Kebijakan dan praktik pembangunan yang kontradiktif, tidak adil, melanggar HAM, merugikan masyarakat adat dan hanya menguntungkan kelompok dominan tertentu, mendorong terbentuknya gerakan masyarakat, yang semakin kritis terhadap sistem sosial rezim berkuasa dan menuntut perubahan. Fenomena gerakan masyarakat dan protes atas perampasan tanah semakin meluas di Papua, dimotori oleh organisasi masyarakat sipil, organisasi keagamaan, mahasiswa, kelompok studi, hingga aktivis pemuda kampung. Aksi-aksi dilakukan dalam berbagai bentuk dilakukan ditingkat lokal kampung hingga ke pusat pemerintahan di kabupaten dan provinsi, nasional dan internasional.
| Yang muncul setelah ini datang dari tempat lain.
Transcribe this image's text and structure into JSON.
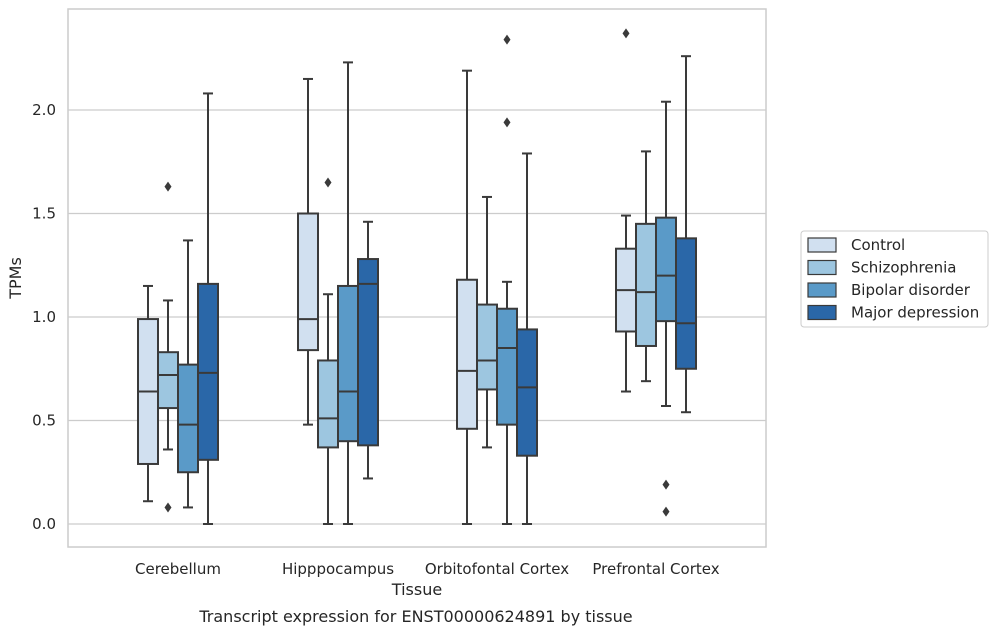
{
  "caption": "Transcript expression for ENST00000624891 by tissue",
  "chart_data": {
    "type": "boxplot",
    "xlabel": "Tissue",
    "ylabel": "TPMs",
    "categories": [
      "Cerebellum",
      "Hipppocampus",
      "Orbitofontal Cortex",
      "Prefrontal Cortex"
    ],
    "ylim": [
      -0.11,
      2.5
    ],
    "yticks": [
      "0.0",
      "0.5",
      "1.0",
      "1.5",
      "2.0"
    ],
    "grid": "horizontal",
    "legend_position": "right",
    "series": [
      {
        "name": "Control",
        "color": "#d1e0f0",
        "boxes": [
          {
            "whislo": 0.11,
            "q1": 0.29,
            "med": 0.64,
            "q3": 0.99,
            "whishi": 1.15,
            "fliers": []
          },
          {
            "whislo": 0.48,
            "q1": 0.84,
            "med": 0.99,
            "q3": 1.5,
            "whishi": 2.15,
            "fliers": []
          },
          {
            "whislo": 0.0,
            "q1": 0.46,
            "med": 0.74,
            "q3": 1.18,
            "whishi": 2.19,
            "fliers": []
          },
          {
            "whislo": 0.64,
            "q1": 0.93,
            "med": 1.13,
            "q3": 1.33,
            "whishi": 1.49,
            "fliers": [
              2.37
            ]
          }
        ]
      },
      {
        "name": "Schizophrenia",
        "color": "#9dc6e0",
        "boxes": [
          {
            "whislo": 0.36,
            "q1": 0.56,
            "med": 0.72,
            "q3": 0.83,
            "whishi": 1.08,
            "fliers": [
              1.63,
              0.08
            ]
          },
          {
            "whislo": 0.0,
            "q1": 0.37,
            "med": 0.51,
            "q3": 0.79,
            "whishi": 1.11,
            "fliers": [
              1.65
            ]
          },
          {
            "whislo": 0.37,
            "q1": 0.65,
            "med": 0.79,
            "q3": 1.06,
            "whishi": 1.58,
            "fliers": []
          },
          {
            "whislo": 0.69,
            "q1": 0.86,
            "med": 1.12,
            "q3": 1.45,
            "whishi": 1.8,
            "fliers": []
          }
        ]
      },
      {
        "name": "Bipolar disorder",
        "color": "#5a9ac8",
        "boxes": [
          {
            "whislo": 0.08,
            "q1": 0.25,
            "med": 0.48,
            "q3": 0.77,
            "whishi": 1.37,
            "fliers": []
          },
          {
            "whislo": 0.0,
            "q1": 0.4,
            "med": 0.64,
            "q3": 1.15,
            "whishi": 2.23,
            "fliers": []
          },
          {
            "whislo": 0.0,
            "q1": 0.48,
            "med": 0.85,
            "q3": 1.04,
            "whishi": 1.17,
            "fliers": [
              2.34,
              1.94
            ]
          },
          {
            "whislo": 0.57,
            "q1": 0.98,
            "med": 1.2,
            "q3": 1.48,
            "whishi": 2.04,
            "fliers": [
              0.19,
              0.06
            ]
          }
        ]
      },
      {
        "name": "Major depression",
        "color": "#2a67a8",
        "boxes": [
          {
            "whislo": 0.0,
            "q1": 0.31,
            "med": 0.73,
            "q3": 1.16,
            "whishi": 2.08,
            "fliers": []
          },
          {
            "whislo": 0.22,
            "q1": 0.38,
            "med": 1.16,
            "q3": 1.28,
            "whishi": 1.46,
            "fliers": []
          },
          {
            "whislo": 0.0,
            "q1": 0.33,
            "med": 0.66,
            "q3": 0.94,
            "whishi": 1.79,
            "fliers": []
          },
          {
            "whislo": 0.54,
            "q1": 0.75,
            "med": 0.97,
            "q3": 1.38,
            "whishi": 2.26,
            "fliers": []
          }
        ]
      }
    ]
  }
}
Kami mendokumentasikan aksi-aksi protes berhubungan dengan isu dan praktik perampasan tanah di Papua sepanjang tahun 2017, sebagai berikut:

1. Sepanjang Maret dan April 2017, Front aksi Masyarakat Adat Independen (MAI) Timika, terdiri dari perwakilan masyarakat adat Kamoro dan Amungme, korban perusahaan pertambangan PT. Freeport Indonesia (FI), aktif melakukan aksi protes terkait perampasan tanah untuk pertambangan PT. FI dan perundingan pemerintah dengan PT. FI yang tidak melibatkan masyarakat. Sejak Februari 2017, pemerintah berunding dengan PT. FI, terkait antara lain stabilitas investasi, terkait ketentuan fiskal dan perpajakan, perpanjangan kontrak hingga 2041, kewajiban divestasi dan pembangunan smelter. Namun, perundingan ini minim keterlibatan masyarakat adat pemilik tanah untuk menentukan pemanfaatan industri ekstraktif PT. FI di wilayah mereka. Hal ini sudah terjadi sejak awal kehadiran PT. FI dan terjadi perampasan tanah secara paksa. MAI menuntut agar PT. FI ditutup dan dilakukan audit atas kekayaan PT. FI, karena kehadiran PT. FI hanya merugikan masyarakat, terjadi pelanggaran HAM dan merusak lingkungan. Laporan Earthworks dan Mining Watch Canada (2012) menyampaikan limbah Grasberg telah mengubur sekitar 166 Km2 wilayah setempat yang dulunya hutan produktif dan lahan basah, ikan sebagian besar sudah hilang. Sedimentasi akibat tailing PT. FI sudah meluap ke pinggiran sungai, membuat mati ikan-ikan, udang, kerang, yang menjadi sumber makanan dan basis ekonomi orang Kamoro sejak dulu.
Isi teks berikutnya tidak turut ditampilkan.